Springtime finally really feels like it is here. Fun project for Patti and the kids has been hatching eggs to help the Adickes Farm ( http://pastureadickes.com/ ) increase the size of their laying flock.
Days 21 & 22 were fun to watch, as 35 chicks came into the world.
When they were all out for 24 hours, they went up to the Adickes farm and we picked up a bunch more eggs which are on their 7th day in the incubator, today.
Nell and I took a day to do prep work on squash hills (just digging and adding wheelbarrows of compost) and planted 60 hills of sunflowers.
Patti and I made a couple of trips to the Adickes green house (where there is a lot more room to work) and over a couple of days, potted up about 400 tomato plants.
I cleft grafted 30 apple trees on EMLA 106 rootstock, and gave myself a mandaid due to mishandling my grafting knife.
Then I made 39 whip and tongue grafts of pears onto Bartlett seedling rootstock.
Those are all sitting in a refrigerator for a couple of weeks as the cambium layers callous together and form vascular channels so when we take them out of cold storage, the grafted tops do not just dry up and die. Instead (assuming I still know what I am doing) we are going to have a bunch of custom grafted apple and pear trees.

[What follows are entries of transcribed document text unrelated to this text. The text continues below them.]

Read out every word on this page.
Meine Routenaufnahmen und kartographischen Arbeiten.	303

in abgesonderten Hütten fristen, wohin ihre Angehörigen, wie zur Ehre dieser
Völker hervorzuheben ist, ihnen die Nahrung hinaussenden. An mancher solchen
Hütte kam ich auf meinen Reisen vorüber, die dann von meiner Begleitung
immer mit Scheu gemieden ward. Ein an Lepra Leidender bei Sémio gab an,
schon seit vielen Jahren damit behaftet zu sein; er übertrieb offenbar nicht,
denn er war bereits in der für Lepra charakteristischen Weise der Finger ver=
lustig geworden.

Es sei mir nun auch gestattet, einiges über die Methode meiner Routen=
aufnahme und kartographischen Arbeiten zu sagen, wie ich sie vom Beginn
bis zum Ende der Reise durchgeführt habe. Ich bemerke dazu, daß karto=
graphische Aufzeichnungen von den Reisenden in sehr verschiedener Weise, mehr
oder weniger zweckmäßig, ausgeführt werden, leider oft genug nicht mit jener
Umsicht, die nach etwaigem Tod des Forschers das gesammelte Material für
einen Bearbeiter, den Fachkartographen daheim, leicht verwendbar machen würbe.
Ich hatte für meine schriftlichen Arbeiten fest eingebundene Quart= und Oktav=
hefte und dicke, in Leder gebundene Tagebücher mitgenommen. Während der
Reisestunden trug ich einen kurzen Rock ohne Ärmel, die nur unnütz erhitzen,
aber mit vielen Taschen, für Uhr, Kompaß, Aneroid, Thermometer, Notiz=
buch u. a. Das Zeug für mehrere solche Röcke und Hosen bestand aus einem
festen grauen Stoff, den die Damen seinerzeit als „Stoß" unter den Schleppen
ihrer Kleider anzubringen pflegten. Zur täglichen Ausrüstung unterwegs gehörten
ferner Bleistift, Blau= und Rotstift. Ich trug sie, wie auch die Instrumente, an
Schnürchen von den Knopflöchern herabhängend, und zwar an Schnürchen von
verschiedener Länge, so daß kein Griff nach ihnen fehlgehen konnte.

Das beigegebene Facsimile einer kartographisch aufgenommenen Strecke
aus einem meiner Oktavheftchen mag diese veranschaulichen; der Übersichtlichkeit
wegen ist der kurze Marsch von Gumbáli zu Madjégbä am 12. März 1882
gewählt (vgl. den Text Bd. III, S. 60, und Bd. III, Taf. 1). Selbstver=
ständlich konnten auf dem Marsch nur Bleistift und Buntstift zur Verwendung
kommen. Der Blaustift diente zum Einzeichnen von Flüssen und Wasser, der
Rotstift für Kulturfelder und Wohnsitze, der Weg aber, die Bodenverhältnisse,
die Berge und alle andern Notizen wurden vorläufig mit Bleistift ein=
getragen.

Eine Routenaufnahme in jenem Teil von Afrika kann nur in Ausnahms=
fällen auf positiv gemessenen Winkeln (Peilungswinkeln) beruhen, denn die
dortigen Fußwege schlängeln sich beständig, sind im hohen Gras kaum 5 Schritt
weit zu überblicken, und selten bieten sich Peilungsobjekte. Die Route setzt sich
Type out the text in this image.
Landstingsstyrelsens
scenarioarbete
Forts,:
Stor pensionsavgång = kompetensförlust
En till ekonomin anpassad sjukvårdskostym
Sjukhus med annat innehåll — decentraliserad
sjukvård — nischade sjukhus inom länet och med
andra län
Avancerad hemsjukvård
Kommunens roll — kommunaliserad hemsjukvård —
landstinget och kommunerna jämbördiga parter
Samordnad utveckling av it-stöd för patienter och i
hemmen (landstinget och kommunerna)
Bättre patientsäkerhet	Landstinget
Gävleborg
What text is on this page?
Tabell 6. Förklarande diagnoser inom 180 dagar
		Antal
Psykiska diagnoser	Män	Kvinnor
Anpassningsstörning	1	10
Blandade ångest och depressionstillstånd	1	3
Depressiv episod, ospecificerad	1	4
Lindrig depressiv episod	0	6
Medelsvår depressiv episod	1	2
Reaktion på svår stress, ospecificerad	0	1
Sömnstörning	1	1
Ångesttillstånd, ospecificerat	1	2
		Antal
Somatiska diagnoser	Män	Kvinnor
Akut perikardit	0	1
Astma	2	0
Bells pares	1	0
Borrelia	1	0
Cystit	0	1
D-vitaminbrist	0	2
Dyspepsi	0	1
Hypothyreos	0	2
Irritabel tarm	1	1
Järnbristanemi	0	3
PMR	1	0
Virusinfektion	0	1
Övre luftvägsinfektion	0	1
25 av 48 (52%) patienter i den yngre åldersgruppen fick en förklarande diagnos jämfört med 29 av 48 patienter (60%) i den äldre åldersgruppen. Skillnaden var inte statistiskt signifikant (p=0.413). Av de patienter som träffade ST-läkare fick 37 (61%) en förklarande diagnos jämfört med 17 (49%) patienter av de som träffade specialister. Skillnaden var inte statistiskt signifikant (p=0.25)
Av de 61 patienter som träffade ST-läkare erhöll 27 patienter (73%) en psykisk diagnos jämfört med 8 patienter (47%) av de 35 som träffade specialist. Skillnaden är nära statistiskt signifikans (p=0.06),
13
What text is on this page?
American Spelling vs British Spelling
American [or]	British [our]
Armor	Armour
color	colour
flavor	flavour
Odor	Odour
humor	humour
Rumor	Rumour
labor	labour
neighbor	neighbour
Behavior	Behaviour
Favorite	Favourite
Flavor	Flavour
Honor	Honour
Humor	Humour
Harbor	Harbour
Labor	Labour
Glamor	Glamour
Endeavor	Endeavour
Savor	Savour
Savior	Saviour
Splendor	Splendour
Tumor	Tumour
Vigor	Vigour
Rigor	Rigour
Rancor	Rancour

Chip bud grafts I did last year (95 mostly Antonovka rootstock, with a few semi-dwarfs as well) are mostly pushing buds this spring which is good to see, being last fall was my first attempt at that technique. (see http://threedaughtersfarm.com/wp/?p=8115 )
The Nanking cherry trees in the yard are blooming and full of happy early season pollinators.
We had storms yesterday that knocked a lot of petals down, but only a fraction of the buds had already opened. They look and smell wonderful today.
The 40+ Red Lake Currant cuttings I dropped in the ground a few weeks ago have ALL pushed buds, which bodes well for them rooting this year and being ready to move up north next year. The friend who gave my my first bushes of them says he has some from another variety that gives exceptionally large fruits to give me this year as well. I will plant those directly up on the farm.
The quince cuttings I was gifted by a Ukranian friend from prunings he made this year are starting to push buds as well. I have 35 cuttings of those in the ground, and I have no idea how many will fully root. This is a new things for me, and our interest came from finding that in the days before packaged fruit pectin, quince and hawthorn were used to jell up preserves. Honestly, I think there are hawthorn up on the property already, and if not, there are named varieties readily available in quantity at fairly low costs from wholesale nurseries. Quince though, other than the decorative flowering quince, are a more rare thing. This one gets fruits that look like huge pears, and apparently taste good, although they do not ripen on the tree (like pears) and have to sit on a counter for a week or so to soften up, or they are cooked to make a fruit paste, and lastly, are added to fruit preserves to jell them up without having to also buy packaged fruit pectin. The whole “do everything you can yourself” side of that, strikes a happy chord within us. Especially with how much fruit pectin we have to buy every year to do the 100+ jars of fruit preserves we do. It will be some years before any of these are producing, but no time like the present to start.